The loss of whatever power the above-mentioned five stations currently supply, would put extra pressure on the remaining ten coal-fired stations which can legally operate. That extra pressure will most likely result in additional breakdowns and trips, making Eskom’s electricity supply even more unreliable and unpredictable than it already is.
This could lead to high stages of load shedding (or load rotation), more frequently, as the utility tries to share the little it can produce with as many communities as possible. Should it be unable to do so, and should a sufficient number of units trip at the same time, we could lose the grid completely.
What will Government do?
Eskom says, however, that it cannot accept the NAQO’s decision and will seek political support for its applications.

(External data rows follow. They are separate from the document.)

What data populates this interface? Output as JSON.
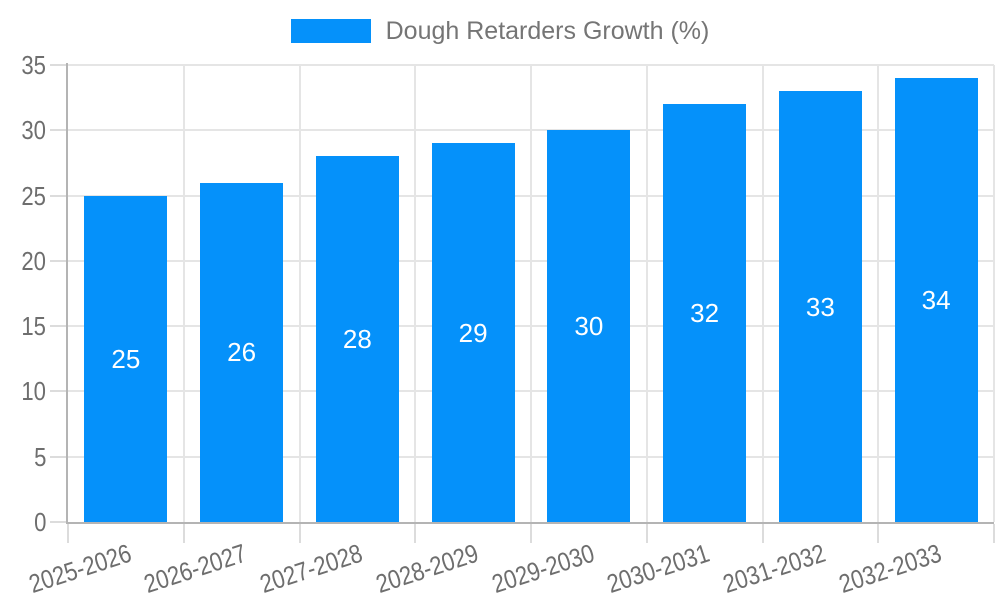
{
  "chart_data": {
    "type": "bar",
    "title": "",
    "legend": "Dough Retarders Growth (%)",
    "legend_position": "top",
    "categories": [
      "2025-2026",
      "2026-2027",
      "2027-2028",
      "2028-2029",
      "2029-2030",
      "2030-2031",
      "2031-2032",
      "2032-2033"
    ],
    "values": [
      25,
      26,
      28,
      29,
      30,
      32,
      33,
      34
    ],
    "xlabel": "",
    "ylabel": "",
    "ylim": [
      0,
      35
    ],
    "yticks": [
      0,
      5,
      10,
      15,
      20,
      25,
      30,
      35
    ],
    "grid": true,
    "colors": {
      "bar": "#0591fa",
      "value_label": "#ffffff",
      "axis_label": "#6e6e6e",
      "legend_text": "#757575",
      "gridline": "#e5e5e5",
      "tick": "#dcdcdc",
      "axis_line": "#b4b4b4",
      "background": "#ffffff"
    }
  }
}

Should it do so, it will place the government in a difficult position. On the one hand, the cost of load shedding on the economy, which was estimated by the CSIR in 2019 at being between R60-billion and R120-billion, is unsustainable and would lead to economic regression and a dangerous increase in unemployment.
On the other hand, the government recently updated its Paris Agreement commitment with a pledge to reduce emissions ten years earlier than previously stated. Perhaps it was that pledge which motivated certain countries present at COP26 in Glasgow last month to offer a R131-billion package to assist Eskom’s transition away from coal to clean technologies.
If so, one wonders how those countries would respond if the government were to overrule the NAQO’s decision and allow Eskom to continue emitting deadly emissions and particulates into the atmosphere.